Il rallentamento della Cina si ripercuote sul petrolio

La caduta di oltre l’uno percento verificatasi all’inizio di questa settimana è stata causata dalla pubblicazione dei dati sulla crescita economica cinese, che indicano un aumento del PIL del 6,3% su base annua nel secondo trimestre, rispetto al 7,3% che gli analisti si attendevano. La Cina è il secondo consumatore mondiale di petrolio dopo gli Stati Uniti. La correzione è venuta dopo settimane di crescita in cui i prezzi avevano raggiunto i massimi dallo scorso aprile, sostenuti dai tagli operati dall’OPEC e dai suoi alleati e dalle limitazioni intervenute nell’export di Libia e Nigeria. L’export saudita è diminuito a maggio di 388 mila barili fermandosi al di sotto dei 7 milioni (6,93) giornalieri.
Raffinazione in aumento
Tuttavia non è solo Pechino, ove peraltro è aumentata sensibilmente l’attività di raffinazione, a incidere sul fronte della domanda.
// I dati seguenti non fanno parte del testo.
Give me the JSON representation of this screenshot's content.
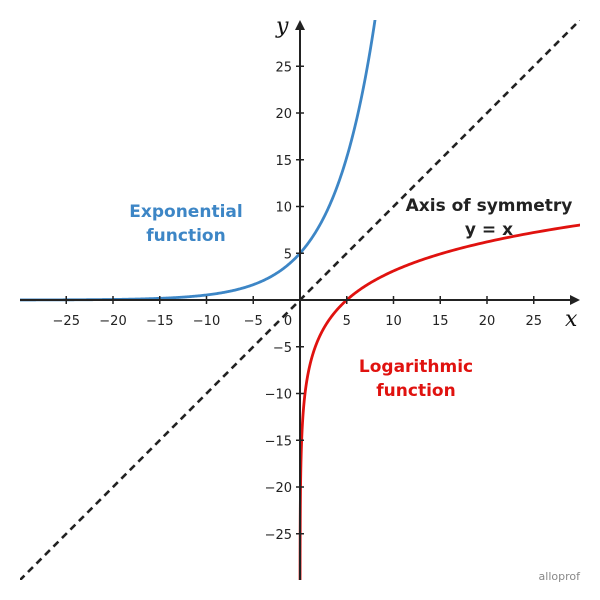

Un rapporto pubblicato dalla JODI-Joint Organization Data Initiative indica che nel mese di maggio è stato registrato un aumento di tre milioni di barili giornalieri rispetto al mese precedente, soprattutto da parte di India, Arabia Saudita e Stati Uniti, a fronte di un calo dell’estrazione di 0,8 milioni di barili in Arabia Saudita, Canada e USA. Anche le riserve di greggio sono scese di 10 milioni di barili, con 324 milioni, al di sotto della media pluriennale.
Frattanto la Russia si appresta a ridurre l’export di greggio dai porti del Baltico di 500 mila barili giornalieri, secondo quanto rivela il giornale russo Kommersant. L’export complessivo di Mosca via mare dovrebbe quindi scendere a 2,9-3 milioni di barili giornalieri, come concertato con Riyadh.
Il greggio di riferimento russo, definito Urals, ha superato per la prima volta il tetto di prezzo stabilito dal G7 allo scopo di tagliare le entrate di Mosca, portandosi a oltre i 60 dollari il barile. Il superamento di questa soglia costituisce una sorta di vittoria per il Cremlino, indicando la possibilità di trasportare e distribuire il suo petrolio senza l’intervento di istituzioni occidentali. Le sanzioni prevedevano infatti la possibilità di usare navi e compagnie di assicurazione occidentali solo se il prezzo si manteneva al di sotto di tale soglia. L’export di petrolio russo ha segnato forti incrementi soprattutto verso l’Asia, Cina e India in testa, oltre a Singapore, Emirati e Turchia.
Offerta OPEC in calo
La scorsa settimana l’OPEC ha pubblicato le sue previsioni per il 2024, indicando un possibile lieve rallentamento nonostante l’espansione della domanda da parte di Cina e India. La domanda globale dovrebbe salire di 2,5 milioni di barili giornalieri (+2,2%), mentre i tagli decisi dall’Organizzazione appaiono destinati a essere mantenuti anche nel nuovo anno.
Questo scenario appare più ottimistico rispetto a quello delineato dalla IEA-International Energy Agency, secondo cui l’aumento della domanda risulterebbe appena superiore all’uno percento. Il rapporto dell’OPEC considera anche l’inflazione, destinata a calare nella seconda parte del 2023 e nel 2024, e i tassi d’interesse, che dovrebbero raggiungere il loro picco verso la fine del 2023. Lo scenario per il greggio delineato dall’OPEC è quello in cui la domanda cresce più dell’offerta, soprattutto per i limiti dei produttori non-OPEC, che potrebbero contribuire solamente con 1,4 milioni di barili giornalieri, determinando un deficit di circa 30 milioni di barili.
Intanto in giugno la produzione OPEC è salita di 91 mila barili giornalieri raggiungendo i 28,19 milioni, grazie al contributo di Iraq e Iran, membro esentato dai tagli di produzione decisi a Vienna. Al momento gli Stati Uniti sono il maggiore produttore non OPEC ma, secondo il rapporto, nel 2024 la produzione di shale oil dovrebbe scendere dagli attuali 730 mila barili giornalieri a 500 mila, quindi non in grado di scalfire il cartello.
I rappresentati OPEC non mancano poi di sottolineare i problemi che, a medio e lungo termine, deriveranno dai mancati investimenti nel settore petrolifero, oggetto - secondo alcuni analisti - di opposizione pregiudiziale e ideologica, a vantaggio di fonti energetiche alternative valide ma non in grado - e questo ancora per molto tempo - di sostituire quelle tradizionali.